En l'espèce, un consommateur, personne physique, a donné son consentement à une offre préalable de crédit en compte. En cas de découvert, le contrat prévoit que les modalités de remboursement se traduiront par le paiement de mensualités fixées à 5% du découvert autorisé. Le consommateur cesse par la suite de rembourser les sommes dues en décembre 1991. Le préteur l'assigne alors en paiement quelques années plus tard, le 15 février 1995, au motif que le délai biennal de forclusion en matière de compte courant n'était pas encore éteint, puisque courant à compter de la date d'exigibilité du solde négatif, soit de la mise en demeure adressée au consommateur le 7 mai 1993.
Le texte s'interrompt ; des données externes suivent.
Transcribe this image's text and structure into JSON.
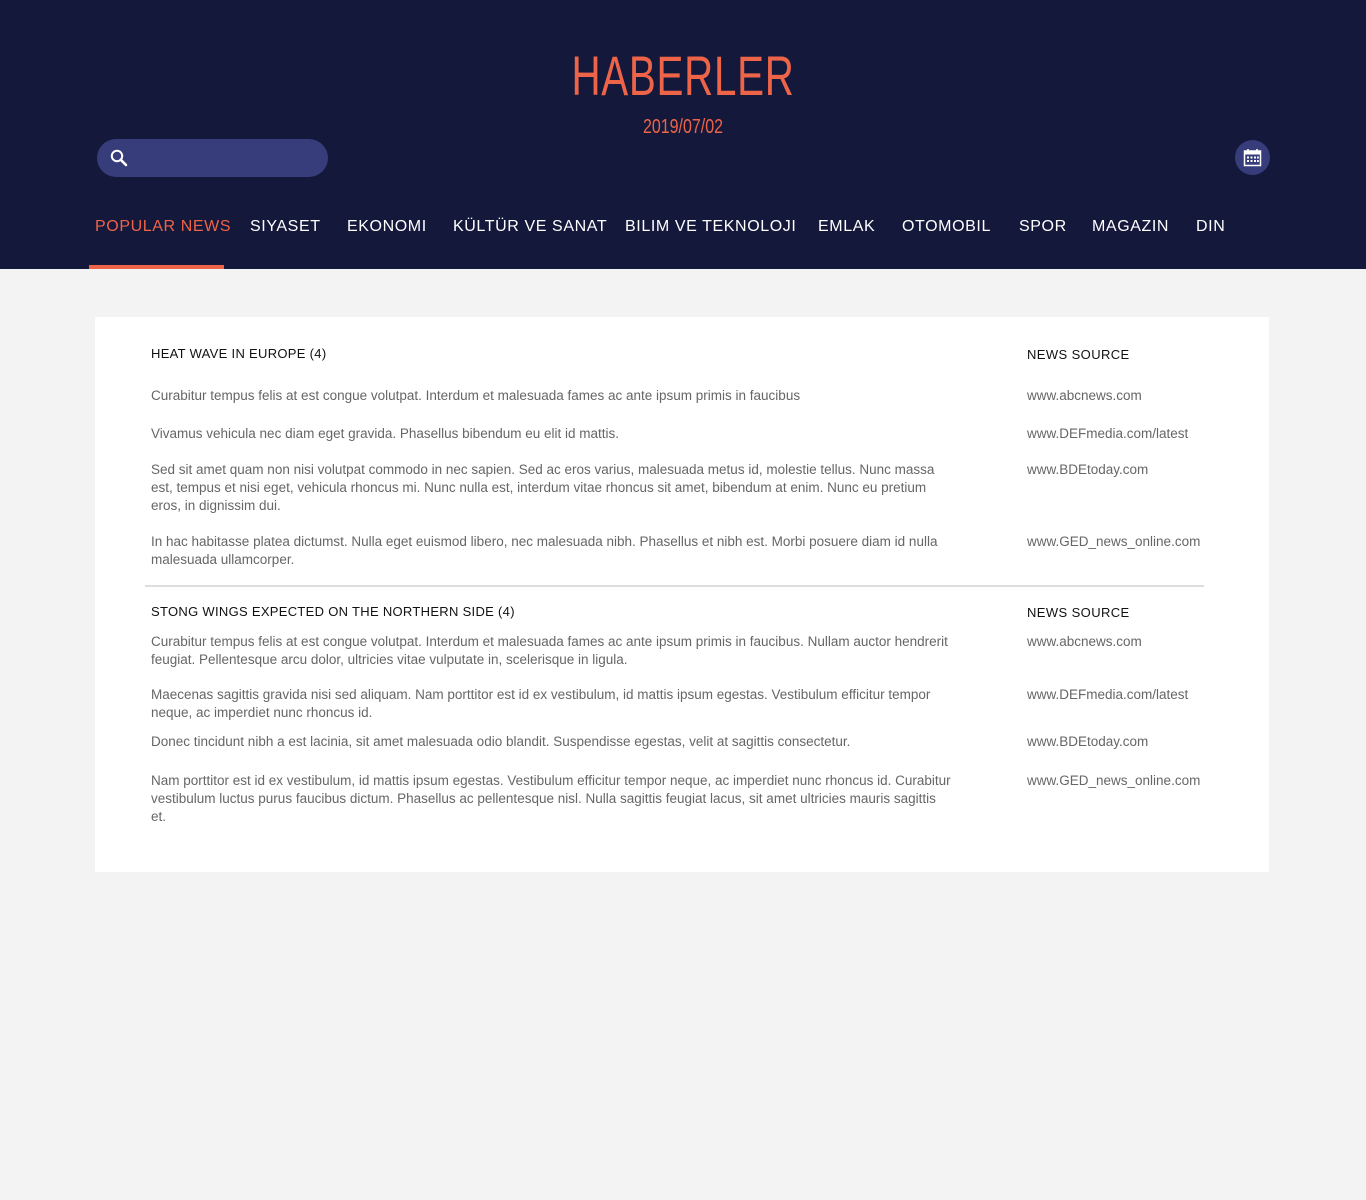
{
  "header": {
    "title": "HABERLER",
    "date": "2019/07/02",
    "search": {
      "value": "",
      "placeholder": ""
    }
  },
  "nav": {
    "items": [
      {
        "label": "POPULAR NEWS",
        "active": true
      },
      {
        "label": "SIYASET"
      },
      {
        "label": "EKONOMI"
      },
      {
        "label": "KÜLTÜR VE SANAT"
      },
      {
        "label": "BILIM VE TEKNOLOJI"
      },
      {
        "label": "EMLAK"
      },
      {
        "label": "OTOMOBIL"
      },
      {
        "label": "SPOR"
      },
      {
        "label": "MAGAZIN"
      },
      {
        "label": "DIN"
      }
    ]
  },
  "sections": [
    {
      "title": "HEAT WAVE IN EUROPE (4)",
      "source_header": "NEWS SOURCE",
      "items": [
        {
          "text": "Curabitur tempus felis at est congue volutpat. Interdum et malesuada fames ac ante ipsum primis in faucibus",
          "source": "www.abcnews.com"
        },
        {
          "text": "Vivamus vehicula nec diam eget gravida. Phasellus bibendum eu elit id mattis.",
          "source": "www.DEFmedia.com/latest"
        },
        {
          "text": "Sed sit amet quam non nisi volutpat commodo in nec sapien. Sed ac eros varius, malesuada metus id, molestie tellus. Nunc massa est, tempus et nisi eget, vehicula rhoncus mi. Nunc nulla est, interdum vitae rhoncus sit amet, bibendum at enim. Nunc eu pretium eros, in dignissim dui.",
          "source": "www.BDEtoday.com"
        },
        {
          "text": "In hac habitasse platea dictumst. Nulla eget euismod libero, nec malesuada nibh. Phasellus et nibh est. Morbi posuere diam id nulla malesuada ullamcorper.",
          "source": "www.GED_news_online.com"
        }
      ]
    },
    {
      "title": "STONG WINGS EXPECTED ON THE NORTHERN SIDE (4)",
      "source_header": "NEWS SOURCE",
      "items": [
        {
          "text": "Curabitur tempus felis at est congue volutpat. Interdum et malesuada fames ac ante ipsum primis in faucibus. Nullam auctor hendrerit feugiat. Pellentesque arcu dolor, ultricies vitae vulputate in, scelerisque in ligula.",
          "source": "www.abcnews.com"
        },
        {
          "text": "Maecenas sagittis gravida nisi sed aliquam. Nam porttitor est id ex vestibulum, id mattis ipsum egestas. Vestibulum efficitur tempor neque, ac imperdiet nunc rhoncus id.",
          "source": "www.DEFmedia.com/latest"
        },
        {
          "text": "Donec tincidunt nibh a est lacinia, sit amet malesuada odio blandit. Suspendisse egestas, velit at sagittis consectetur.",
          "source": "www.BDEtoday.com"
        },
        {
          "text": "Nam porttitor est id ex vestibulum, id mattis ipsum egestas. Vestibulum efficitur tempor neque, ac imperdiet nunc rhoncus id. Curabitur vestibulum luctus purus faucibus dictum. Phasellus ac pellentesque nisl. Nulla sagittis feugiat lacus, sit amet ultricies mauris sagittis et.",
          "source": "www.GED_news_online.com"
        }
      ]
    }
  ],
  "colors": {
    "header_bg": "#14183b",
    "accent": "#ee6448",
    "control_bg": "#363d7a",
    "page_bg": "#f3f3f3"
  },
  "icons": {
    "search": "search-icon",
    "calendar": "calendar-icon"
  }
}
1. Un revirement jurisprudentiel : le rejet de la qualification de compte courant
2. Un revirement jurisprudentiel : le point de départ du délai de forclusion avancé

Extrait du document:

L'Assemblée plénière dispose, tant de façon attendue qu'étonnante, que le TI a « exactement retenu que la convention litigieuse ne pouvait être qualifiée de compte courant ». Par cette formule la Cour de cassation rompt avec sa jurisprudence antérieure tout en approuvant la résistance des juges du fonds. En effet, elle considère en l'espèce que le compte permanent n'est pas, de par sa nature, un compte courant.
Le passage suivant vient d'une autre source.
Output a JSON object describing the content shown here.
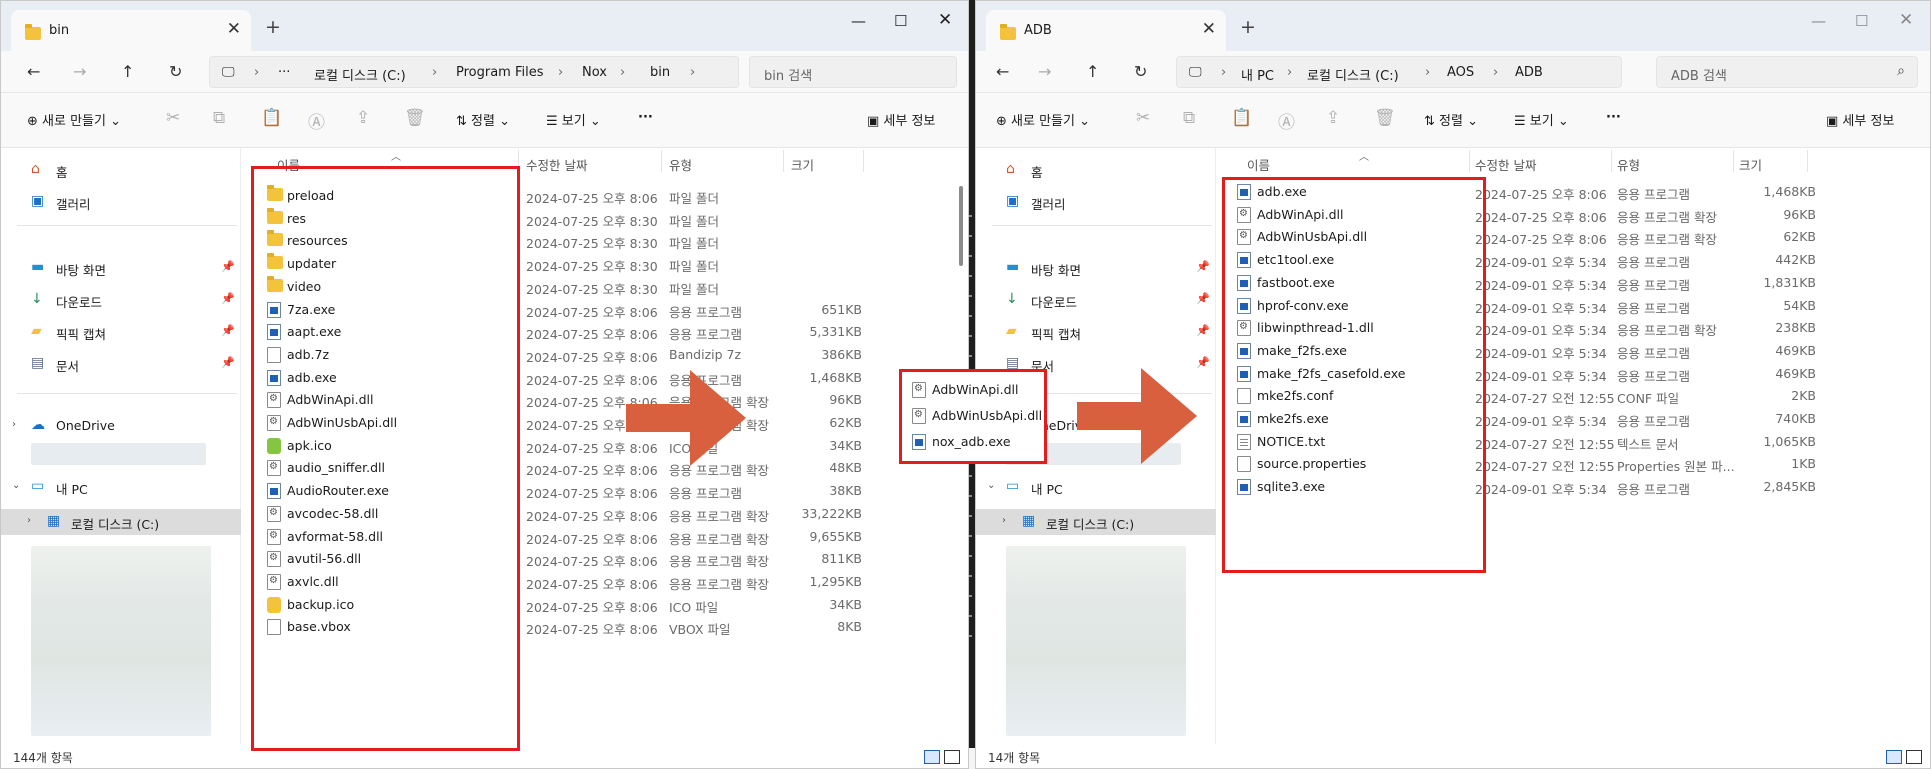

En principe, un compte courant se caractérise notamment par la confusion tant des dettes et des créances y étant placées, alors soumit à un régime unitaire. De même, il entraine la nécessité d'une remise réciproque entre les parties. Il existe ainsi une indivisibilité des créances, en conséquence logique de laquelle l'exigibilité du solde du compte concerné ne peut intervenir qu'au jour de sa résiliation et non à la date d'un paiement non effectué.